“That’s not possible,” she whispered, dismayed. She couldn’t be falling in love with Dirk. She couldn’t. She’d only known him a day.
Love for Sean had taken months...almost a year to develop. And even then she’d constantly questioned herself, wanting to be sure. The sexual attraction had been there, but love? True love? The kind of love her parents had? When Sean had proposed on her nineteenth birthday, she’d accepted, but...she’d acquiesced to her parents’ request for a year’s engagement. They didn’t want her to rush into something that could turn out to be a mistake, and though she’d loved Sean, she’d seen the power of their argument.
Love wasn’t static. She’d known that even at nineteen. “More Today than Yesterday” wasn’t just a romantic song title, it was a life truth. Love either grew as you grew...or it died. All she had to do was look at her parents’ marriage to know what love could grow to be if it was nurtured. Cherished. Treasured.
When she was trying to hypnotize Dirk this morning she’d almost told him about her parents, about how difficult the decision had been for the two of them to marry. That had been a different time, of course—Chinese didn’t marry gwai lo back then. Not as a general rule. And gwai lo didn’t marry Chinese.
Mei-li smiled slightly as she looked at herself in the mirror and combed her hair dry. Gwai lo in Cantonese translated literally as “foreign devil” in English, although, as she’d explained to Dirk, nowadays it wasn’t used as a derogatory term so much, it just meant foreigners, especially Westerners.

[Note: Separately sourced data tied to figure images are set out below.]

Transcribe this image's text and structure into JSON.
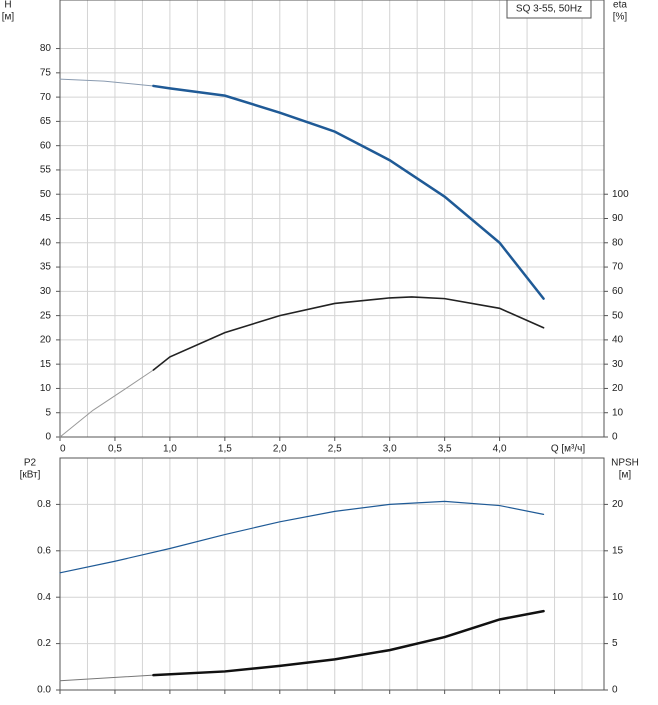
{
  "chart_data": [
    {
      "type": "line",
      "title": "SQ 3-55, 50Hz",
      "y_label": [
        "H",
        "[м]"
      ],
      "y2_label": [
        "eta",
        "[%]"
      ],
      "x_label": "Q [м³/ч]",
      "xlim": [
        0,
        4.95
      ],
      "xticks": [
        0,
        {
          "value": 0.5,
          "label": "0,5"
        },
        {
          "value": 1.0,
          "label": "1,0"
        },
        {
          "value": 1.5,
          "label": "1,5"
        },
        {
          "value": 2.0,
          "label": "2,0"
        },
        {
          "value": 2.5,
          "label": "2,5"
        },
        {
          "value": 3.0,
          "label": "3,0"
        },
        {
          "value": 3.5,
          "label": "3,5"
        },
        {
          "value": 4.0,
          "label": "4,0"
        }
      ],
      "x_minor_ticks": [
        0.25,
        0.75,
        1.25,
        1.75,
        2.25,
        2.75,
        3.25,
        3.75,
        4.25,
        4.75
      ],
      "ylim": [
        0,
        90
      ],
      "yticks": [
        0,
        5,
        10,
        15,
        20,
        25,
        30,
        35,
        40,
        45,
        50,
        55,
        60,
        65,
        70,
        75,
        80
      ],
      "y2lim": [
        0,
        180
      ],
      "y2ticks": [
        0,
        10,
        20,
        30,
        40,
        50,
        60,
        70,
        80,
        90,
        100
      ],
      "grid": true,
      "series": [
        {
          "axis": "y",
          "color": "#8a9bb0",
          "width": 1,
          "x": [
            0,
            0.4,
            0.85
          ],
          "values": [
            73.7,
            73.3,
            72.3
          ]
        },
        {
          "axis": "y",
          "color": "#1f5a96",
          "width": 2.5,
          "x": [
            0.85,
            1.0,
            1.5,
            2.0,
            2.5,
            3.0,
            3.5,
            4.0,
            4.4
          ],
          "values": [
            72.3,
            71.8,
            70.3,
            66.8,
            62.9,
            57,
            49.5,
            40,
            28.5
          ]
        },
        {
          "axis": "y2",
          "color": "#999999",
          "width": 1,
          "x": [
            0,
            0.3,
            0.6,
            0.85
          ],
          "values": [
            0,
            11,
            20,
            27.6
          ]
        },
        {
          "axis": "y2",
          "color": "#222222",
          "width": 1.6,
          "x": [
            0.85,
            1.0,
            1.5,
            2.0,
            2.5,
            3.0,
            3.2,
            3.5,
            4.0,
            4.4
          ],
          "values": [
            27.6,
            33,
            43,
            50,
            55,
            57.3,
            57.7,
            57,
            53,
            45
          ]
        }
      ]
    },
    {
      "type": "line",
      "y_label": [
        "P2",
        "[кВт]"
      ],
      "y2_label": [
        "NPSH",
        "[м]"
      ],
      "xlim": [
        0,
        4.95
      ],
      "x_major_ticks": [
        0,
        0.5,
        1.0,
        1.5,
        2.0,
        2.5,
        3.0,
        3.5,
        4.0,
        4.5
      ],
      "x_minor_ticks": [
        0.25,
        0.75,
        1.25,
        1.75,
        2.25,
        2.75,
        3.25,
        3.75,
        4.25,
        4.75
      ],
      "ylim": [
        0,
        1.0
      ],
      "yticks": [
        {
          "value": 0,
          "label": "0.0"
        },
        0.2,
        0.4,
        0.6,
        0.8
      ],
      "y2lim": [
        0,
        25
      ],
      "y2ticks": [
        0,
        5,
        10,
        15,
        20
      ],
      "grid": true,
      "series": [
        {
          "axis": "y",
          "color": "#1f5a96",
          "width": 1.2,
          "x": [
            0,
            0.5,
            1.0,
            1.5,
            2.0,
            2.5,
            3.0,
            3.5,
            4.0,
            4.4
          ],
          "values": [
            0.505,
            0.555,
            0.61,
            0.67,
            0.725,
            0.77,
            0.8,
            0.813,
            0.795,
            0.757
          ]
        },
        {
          "axis": "y2",
          "color": "#777777",
          "width": 1,
          "x": [
            0,
            0.85
          ],
          "values": [
            1.0,
            1.6
          ]
        },
        {
          "axis": "y2",
          "color": "#111111",
          "width": 2.5,
          "x": [
            0.85,
            1.5,
            2.0,
            2.5,
            3.0,
            3.5,
            4.0,
            4.4
          ],
          "values": [
            1.6,
            2.0,
            2.6,
            3.3,
            4.3,
            5.7,
            7.6,
            8.5
          ]
        }
      ]
    }
  ]
}
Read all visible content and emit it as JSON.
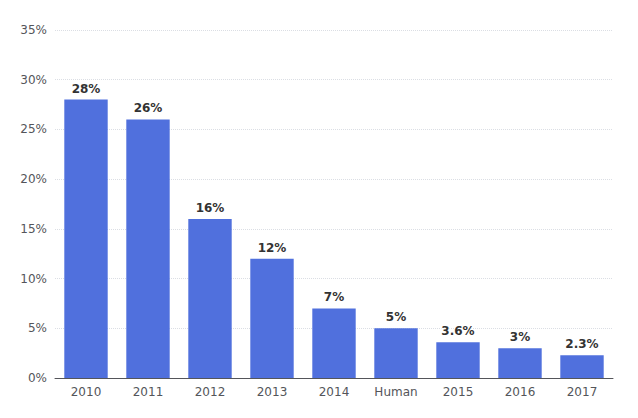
{
  "chart_data": {
    "type": "bar",
    "categories": [
      "2010",
      "2011",
      "2012",
      "2013",
      "2014",
      "Human",
      "2015",
      "2016",
      "2017"
    ],
    "values": [
      28,
      26,
      16,
      12,
      7,
      5,
      3.6,
      3,
      2.3
    ],
    "value_labels": [
      "28%",
      "26%",
      "16%",
      "12%",
      "7%",
      "5%",
      "3.6%",
      "3%",
      "2.3%"
    ],
    "data_labels": true,
    "ylim": [
      0,
      35
    ],
    "yticks": [
      {
        "value": 0,
        "label": "0%"
      },
      {
        "value": 5,
        "label": "5%"
      },
      {
        "value": 10,
        "label": "10%"
      },
      {
        "value": 15,
        "label": "15%"
      },
      {
        "value": 20,
        "label": "20%"
      },
      {
        "value": 25,
        "label": "25%"
      },
      {
        "value": 30,
        "label": "30%"
      },
      {
        "value": 35,
        "label": "35%"
      }
    ],
    "grid": true
  }
}
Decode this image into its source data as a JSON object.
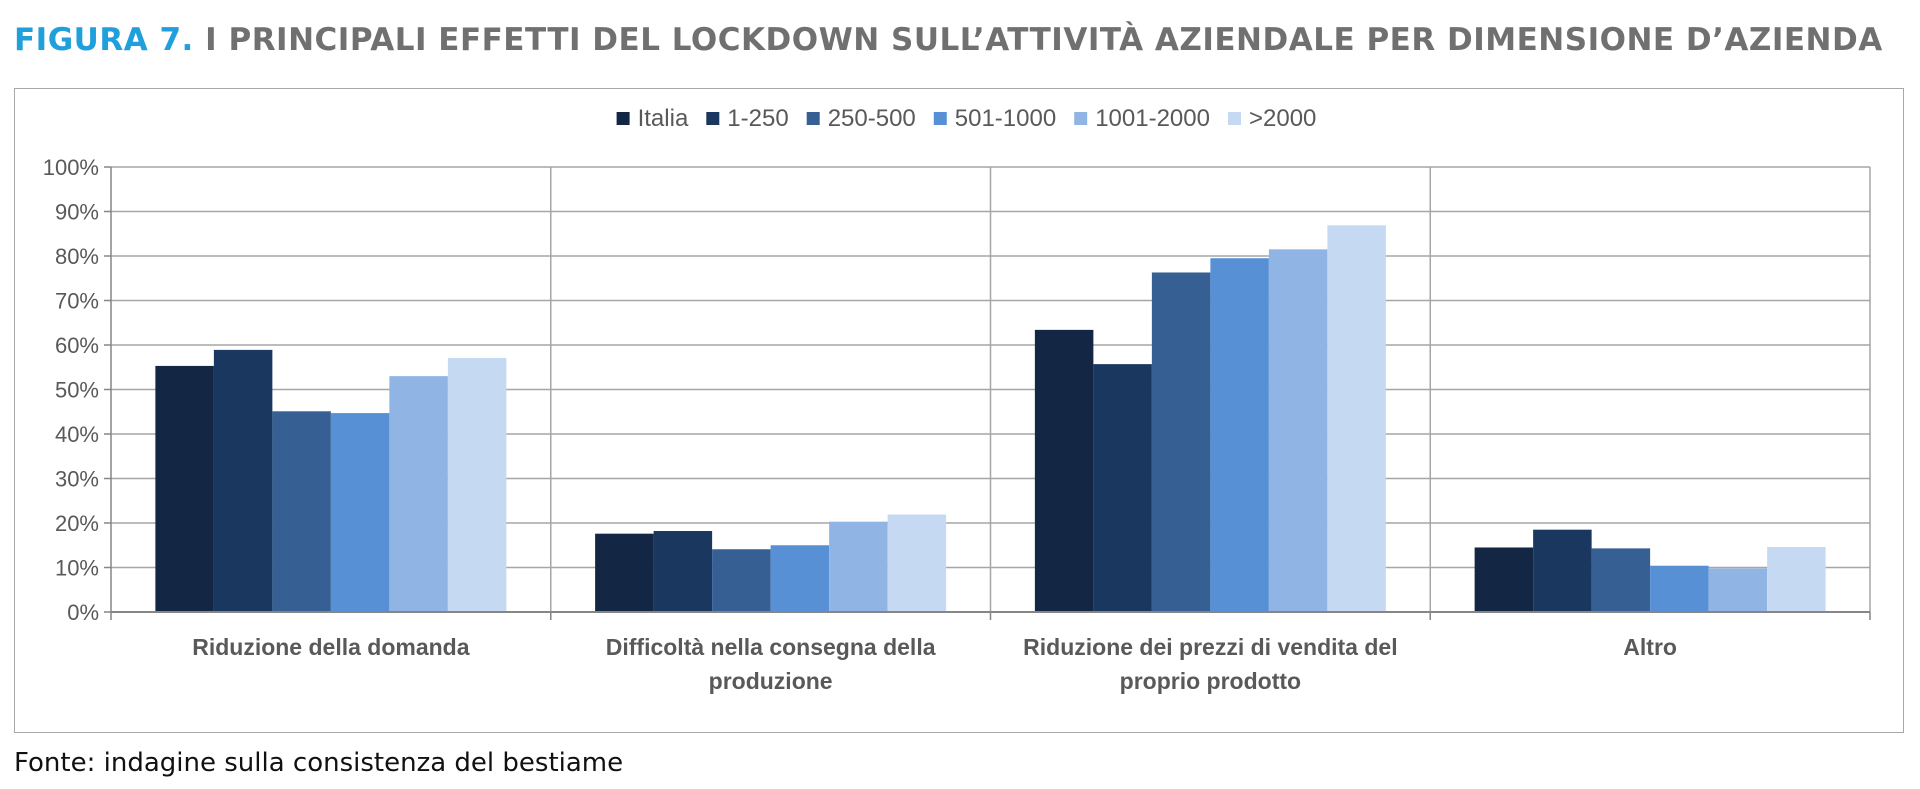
{
  "header": {
    "figure_label": "FIGURA 7.",
    "title_text": "I PRINCIPALI EFFETTI DEL LOCKDOWN SULL’ATTIVITÀ AZIENDALE PER DIMENSIONE D’AZIENDA"
  },
  "footer": {
    "source": "Fonte: indagine sulla consistenza del bestiame"
  },
  "colors": {
    "title_accent": "#1f9fdb",
    "title_text": "#707070"
  },
  "chart_data": {
    "type": "bar",
    "categories": [
      [
        "Riduzione della domanda"
      ],
      [
        "Difficoltà nella consegna della",
        "produzione"
      ],
      [
        "Riduzione dei prezzi di vendita del",
        "proprio prodotto"
      ],
      [
        "Altro"
      ]
    ],
    "series": [
      {
        "name": "Italia",
        "color": "#132644",
        "values": [
          55.3,
          17.6,
          63.4,
          14.5
        ]
      },
      {
        "name": "1-250",
        "color": "#1a375f",
        "values": [
          58.9,
          18.2,
          55.7,
          18.5
        ]
      },
      {
        "name": "250-500",
        "color": "#365f93",
        "values": [
          45.1,
          14.1,
          76.3,
          14.3
        ]
      },
      {
        "name": "501-1000",
        "color": "#5890d6",
        "values": [
          44.7,
          15.0,
          79.5,
          10.4
        ]
      },
      {
        "name": "1001-2000",
        "color": "#90b4e4",
        "values": [
          53.0,
          20.3,
          81.5,
          9.8
        ]
      },
      {
        "name": ">2000",
        "color": "#c6d9f2",
        "values": [
          57.1,
          21.9,
          86.9,
          14.6
        ]
      }
    ],
    "yticks": [
      "0%",
      "10%",
      "20%",
      "30%",
      "40%",
      "50%",
      "60%",
      "70%",
      "80%",
      "90%",
      "100%"
    ],
    "ylim": [
      0,
      100
    ],
    "grid": true,
    "legend_position": "top-center"
  }
}
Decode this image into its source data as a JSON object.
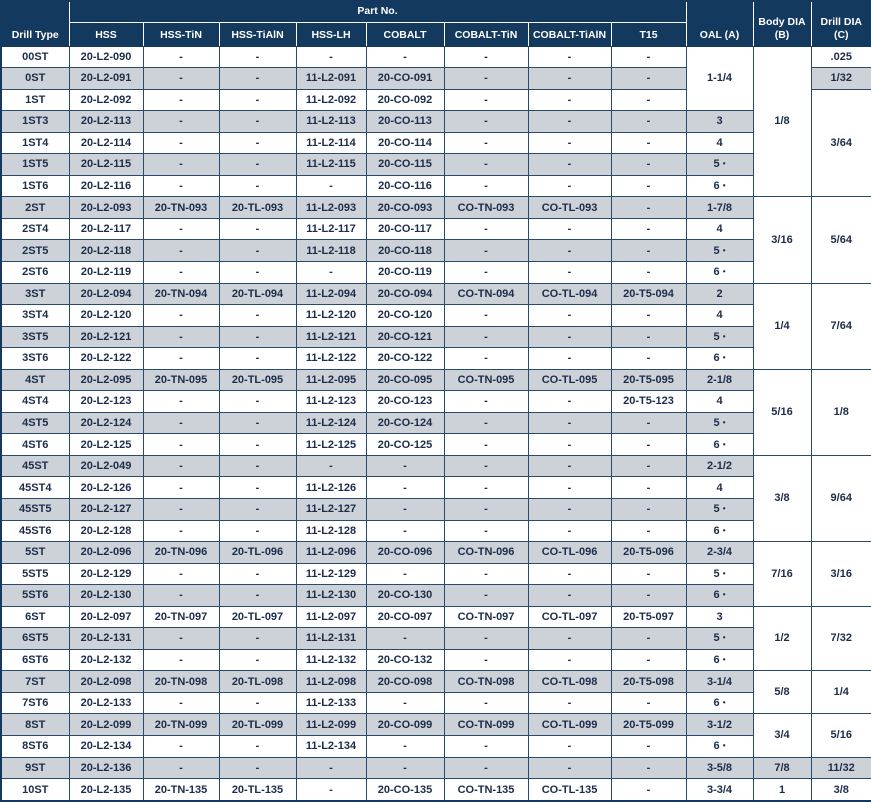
{
  "colors": {
    "header_bg": "#14395e",
    "header_text": "#ffffff",
    "row_alt_bg": "#ccd2d8",
    "grid_line": "#2a4a6b",
    "cell_text": "#1c2c49"
  },
  "table": {
    "header": {
      "drill_type": "Drill Type",
      "part_no": "Part No.",
      "part_columns": [
        "HSS",
        "HSS-TiN",
        "HSS-TiAlN",
        "HSS-LH",
        "COBALT",
        "COBALT-TiN",
        "COBALT-TiAlN",
        "T15"
      ],
      "oal": "OAL (A)",
      "body_dia": "Body DIA (B)",
      "drill_dia": "Drill DIA (C)"
    },
    "rows": [
      {
        "drill_type": "00ST",
        "parts": [
          "20-L2-090",
          "-",
          "-",
          "-",
          "-",
          "-",
          "-",
          "-"
        ],
        "oal": {
          "v": "1-1/4",
          "span": 3
        },
        "body": {
          "v": "1/8",
          "span": 7
        },
        "drill": {
          "v": ".025",
          "span": 1
        }
      },
      {
        "drill_type": "0ST",
        "parts": [
          "20-L2-091",
          "-",
          "-",
          "11-L2-091",
          "20-CO-091",
          "-",
          "-",
          "-"
        ],
        "drill": {
          "v": "1/32",
          "span": 1
        }
      },
      {
        "drill_type": "1ST",
        "parts": [
          "20-L2-092",
          "-",
          "-",
          "11-L2-092",
          "20-CO-092",
          "-",
          "-",
          "-"
        ],
        "drill": {
          "v": "3/64",
          "span": 5
        }
      },
      {
        "drill_type": "1ST3",
        "parts": [
          "20-L2-113",
          "-",
          "-",
          "11-L2-113",
          "20-CO-113",
          "-",
          "-",
          "-"
        ],
        "oal": {
          "v": "3",
          "span": 1
        }
      },
      {
        "drill_type": "1ST4",
        "parts": [
          "20-L2-114",
          "-",
          "-",
          "11-L2-114",
          "20-CO-114",
          "-",
          "-",
          "-"
        ],
        "oal": {
          "v": "4",
          "span": 1
        }
      },
      {
        "drill_type": "1ST5",
        "parts": [
          "20-L2-115",
          "-",
          "-",
          "11-L2-115",
          "20-CO-115",
          "-",
          "-",
          "-"
        ],
        "oal": {
          "v": "5 •",
          "span": 1
        }
      },
      {
        "drill_type": "1ST6",
        "parts": [
          "20-L2-116",
          "-",
          "-",
          "-",
          "20-CO-116",
          "-",
          "-",
          "-"
        ],
        "oal": {
          "v": "6 •",
          "span": 1
        }
      },
      {
        "drill_type": "2ST",
        "parts": [
          "20-L2-093",
          "20-TN-093",
          "20-TL-093",
          "11-L2-093",
          "20-CO-093",
          "CO-TN-093",
          "CO-TL-093",
          "-"
        ],
        "oal": {
          "v": "1-7/8",
          "span": 1
        },
        "body": {
          "v": "3/16",
          "span": 4
        },
        "drill": {
          "v": "5/64",
          "span": 4
        }
      },
      {
        "drill_type": "2ST4",
        "parts": [
          "20-L2-117",
          "-",
          "-",
          "11-L2-117",
          "20-CO-117",
          "-",
          "-",
          "-"
        ],
        "oal": {
          "v": "4",
          "span": 1
        }
      },
      {
        "drill_type": "2ST5",
        "parts": [
          "20-L2-118",
          "-",
          "-",
          "11-L2-118",
          "20-CO-118",
          "-",
          "-",
          "-"
        ],
        "oal": {
          "v": "5 •",
          "span": 1
        }
      },
      {
        "drill_type": "2ST6",
        "parts": [
          "20-L2-119",
          "-",
          "-",
          "-",
          "20-CO-119",
          "-",
          "-",
          "-"
        ],
        "oal": {
          "v": "6 •",
          "span": 1
        }
      },
      {
        "drill_type": "3ST",
        "parts": [
          "20-L2-094",
          "20-TN-094",
          "20-TL-094",
          "11-L2-094",
          "20-CO-094",
          "CO-TN-094",
          "CO-TL-094",
          "20-T5-094"
        ],
        "oal": {
          "v": "2",
          "span": 1
        },
        "body": {
          "v": "1/4",
          "span": 4
        },
        "drill": {
          "v": "7/64",
          "span": 4
        }
      },
      {
        "drill_type": "3ST4",
        "parts": [
          "20-L2-120",
          "-",
          "-",
          "11-L2-120",
          "20-CO-120",
          "-",
          "-",
          "-"
        ],
        "oal": {
          "v": "4",
          "span": 1
        }
      },
      {
        "drill_type": "3ST5",
        "parts": [
          "20-L2-121",
          "-",
          "-",
          "11-L2-121",
          "20-CO-121",
          "-",
          "-",
          "-"
        ],
        "oal": {
          "v": "5 •",
          "span": 1
        }
      },
      {
        "drill_type": "3ST6",
        "parts": [
          "20-L2-122",
          "-",
          "-",
          "11-L2-122",
          "20-CO-122",
          "-",
          "-",
          "-"
        ],
        "oal": {
          "v": "6 •",
          "span": 1
        }
      },
      {
        "drill_type": "4ST",
        "parts": [
          "20-L2-095",
          "20-TN-095",
          "20-TL-095",
          "11-L2-095",
          "20-CO-095",
          "CO-TN-095",
          "CO-TL-095",
          "20-T5-095"
        ],
        "oal": {
          "v": "2-1/8",
          "span": 1
        },
        "body": {
          "v": "5/16",
          "span": 4
        },
        "drill": {
          "v": "1/8",
          "span": 4
        }
      },
      {
        "drill_type": "4ST4",
        "parts": [
          "20-L2-123",
          "-",
          "-",
          "11-L2-123",
          "20-CO-123",
          "-",
          "-",
          "20-T5-123"
        ],
        "oal": {
          "v": "4",
          "span": 1
        }
      },
      {
        "drill_type": "4ST5",
        "parts": [
          "20-L2-124",
          "-",
          "-",
          "11-L2-124",
          "20-CO-124",
          "-",
          "-",
          "-"
        ],
        "oal": {
          "v": "5 •",
          "span": 1
        }
      },
      {
        "drill_type": "4ST6",
        "parts": [
          "20-L2-125",
          "-",
          "-",
          "11-L2-125",
          "20-CO-125",
          "-",
          "-",
          "-"
        ],
        "oal": {
          "v": "6 •",
          "span": 1
        }
      },
      {
        "drill_type": "45ST",
        "parts": [
          "20-L2-049",
          "-",
          "-",
          "-",
          "-",
          "-",
          "-",
          "-"
        ],
        "oal": {
          "v": "2-1/2",
          "span": 1
        },
        "body": {
          "v": "3/8",
          "span": 4
        },
        "drill": {
          "v": "9/64",
          "span": 4
        }
      },
      {
        "drill_type": "45ST4",
        "parts": [
          "20-L2-126",
          "-",
          "-",
          "11-L2-126",
          "-",
          "-",
          "-",
          "-"
        ],
        "oal": {
          "v": "4",
          "span": 1
        }
      },
      {
        "drill_type": "45ST5",
        "parts": [
          "20-L2-127",
          "-",
          "-",
          "11-L2-127",
          "-",
          "-",
          "-",
          "-"
        ],
        "oal": {
          "v": "5 •",
          "span": 1
        }
      },
      {
        "drill_type": "45ST6",
        "parts": [
          "20-L2-128",
          "-",
          "-",
          "11-L2-128",
          "-",
          "-",
          "-",
          "-"
        ],
        "oal": {
          "v": "6 •",
          "span": 1
        }
      },
      {
        "drill_type": "5ST",
        "parts": [
          "20-L2-096",
          "20-TN-096",
          "20-TL-096",
          "11-L2-096",
          "20-CO-096",
          "CO-TN-096",
          "CO-TL-096",
          "20-T5-096"
        ],
        "oal": {
          "v": "2-3/4",
          "span": 1
        },
        "body": {
          "v": "7/16",
          "span": 3
        },
        "drill": {
          "v": "3/16",
          "span": 3
        }
      },
      {
        "drill_type": "5ST5",
        "parts": [
          "20-L2-129",
          "-",
          "-",
          "11-L2-129",
          "-",
          "-",
          "-",
          "-"
        ],
        "oal": {
          "v": "5 •",
          "span": 1
        }
      },
      {
        "drill_type": "5ST6",
        "parts": [
          "20-L2-130",
          "-",
          "-",
          "11-L2-130",
          "20-CO-130",
          "-",
          "-",
          "-"
        ],
        "oal": {
          "v": "6 •",
          "span": 1
        }
      },
      {
        "drill_type": "6ST",
        "parts": [
          "20-L2-097",
          "20-TN-097",
          "20-TL-097",
          "11-L2-097",
          "20-CO-097",
          "CO-TN-097",
          "CO-TL-097",
          "20-T5-097"
        ],
        "oal": {
          "v": "3",
          "span": 1
        },
        "body": {
          "v": "1/2",
          "span": 3
        },
        "drill": {
          "v": "7/32",
          "span": 3
        }
      },
      {
        "drill_type": "6ST5",
        "parts": [
          "20-L2-131",
          "-",
          "-",
          "11-L2-131",
          "-",
          "-",
          "-",
          "-"
        ],
        "oal": {
          "v": "5 •",
          "span": 1
        }
      },
      {
        "drill_type": "6ST6",
        "parts": [
          "20-L2-132",
          "-",
          "-",
          "11-L2-132",
          "20-CO-132",
          "-",
          "-",
          "-"
        ],
        "oal": {
          "v": "6 •",
          "span": 1
        }
      },
      {
        "drill_type": "7ST",
        "parts": [
          "20-L2-098",
          "20-TN-098",
          "20-TL-098",
          "11-L2-098",
          "20-CO-098",
          "CO-TN-098",
          "CO-TL-098",
          "20-T5-098"
        ],
        "oal": {
          "v": "3-1/4",
          "span": 1
        },
        "body": {
          "v": "5/8",
          "span": 2
        },
        "drill": {
          "v": "1/4",
          "span": 2
        }
      },
      {
        "drill_type": "7ST6",
        "parts": [
          "20-L2-133",
          "-",
          "-",
          "11-L2-133",
          "-",
          "-",
          "-",
          "-"
        ],
        "oal": {
          "v": "6 •",
          "span": 1
        }
      },
      {
        "drill_type": "8ST",
        "parts": [
          "20-L2-099",
          "20-TN-099",
          "20-TL-099",
          "11-L2-099",
          "20-CO-099",
          "CO-TN-099",
          "CO-TL-099",
          "20-T5-099"
        ],
        "oal": {
          "v": "3-1/2",
          "span": 1
        },
        "body": {
          "v": "3/4",
          "span": 2
        },
        "drill": {
          "v": "5/16",
          "span": 2
        }
      },
      {
        "drill_type": "8ST6",
        "parts": [
          "20-L2-134",
          "-",
          "-",
          "11-L2-134",
          "-",
          "-",
          "-",
          "-"
        ],
        "oal": {
          "v": "6 •",
          "span": 1
        }
      },
      {
        "drill_type": "9ST",
        "parts": [
          "20-L2-136",
          "-",
          "-",
          "-",
          "-",
          "-",
          "-",
          "-"
        ],
        "oal": {
          "v": "3-5/8",
          "span": 1
        },
        "body": {
          "v": "7/8",
          "span": 1
        },
        "drill": {
          "v": "11/32",
          "span": 1
        }
      },
      {
        "drill_type": "10ST",
        "parts": [
          "20-L2-135",
          "20-TN-135",
          "20-TL-135",
          "-",
          "20-CO-135",
          "CO-TN-135",
          "CO-TL-135",
          "-"
        ],
        "oal": {
          "v": "3-3/4",
          "span": 1
        },
        "body": {
          "v": "1",
          "span": 1
        },
        "drill": {
          "v": "3/8",
          "span": 1
        }
      }
    ]
  }
}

And yet her parents had been young and in love. Not as they loved each other now, of course. But they had believed they could change the world. Their world. And in their own small way they had. Her mother came from an ancient Chinese family. Very proud. Very rich in tradition. Her father’s lineage was equally proud, equally ancient. When her parents had married in the face of opposition from both families, their families had cast them off. But eventually...years later...both families had come around. After the children had come along. Children have a way of breaking down the barriers, she told herself with a tiny smile.
There wasn’t the same stigma on mixed-race marriages today that there’d been back then. Not in most circles. And even if there was, she wouldn’t let anyone’s opinion sway her—the same way her mother hadn’t been swayed from marrying her father—if she loved Dirk.
Which brought her right back to the realization that she was falling in love with him. After a day. Which was so totally unlike her it was unbelievable. “It’s empathy,” she whispered. “Because you know what he’s going through with his daughters’ kidnapping. That’s all it is. Empathy.”
But empathy couldn’t account for the way she’d kissed him in the kitchen this morning. Or the way he’d kissed her, as if she was his salvation. Empathy couldn’t account for the way her breath caught in her throat when he smiled a certain way at her. An intimate smile, and yet...a curiously innocent smile. Not a sexually knowing smile—she’d been on the receiving end of enough of those to know that wasn’t what Dirk was thinking, even though he practically oozed sexiness from his pores.
And empathy couldn’t account for the way it seemed as if she could read his mind and he could read hers. As if they were on the same wavelength. As if they shared a bond that transcended time and space.
* * *
Dirk escaped to his bedroom for a shower before room service arrived. It was only May, but May in semitropical Hong Kong was already hot and sticky. The hotel was air-conditioned, of course, as was his suite, but he needed the shower. Not just because of the heat and humidity, but because he needed to clear his mind, and a shower had been his escape since forever.
His mind was teeming with random bits and pieces that kept coming back to him—the two phone calls from the kidnappers, the discussion with the doorman, the oh-so-tantalizing investigation this afternoon. And Mei-li. Everything she said, everything she did. Mei-li in the wee hours of the morning, sitting next to him in the lobby as the typhoon howled outside the hotel, comforting him by letting him see her own wounds, which were worse than his. The hypnosis session this morning, her holding him as he raged on the balcony, the kiss they’d shared in the kitchen.
But that wasn’t all. Admiration was also thrown into the mix. He hadn’t been exaggerating earlier when he told her whatever she was charging him wouldn’t even begin to cover what she was worth to him in this investigation. She might not have any experience with this kind of kidnapping, but he wouldn’t even have known where to begin without her.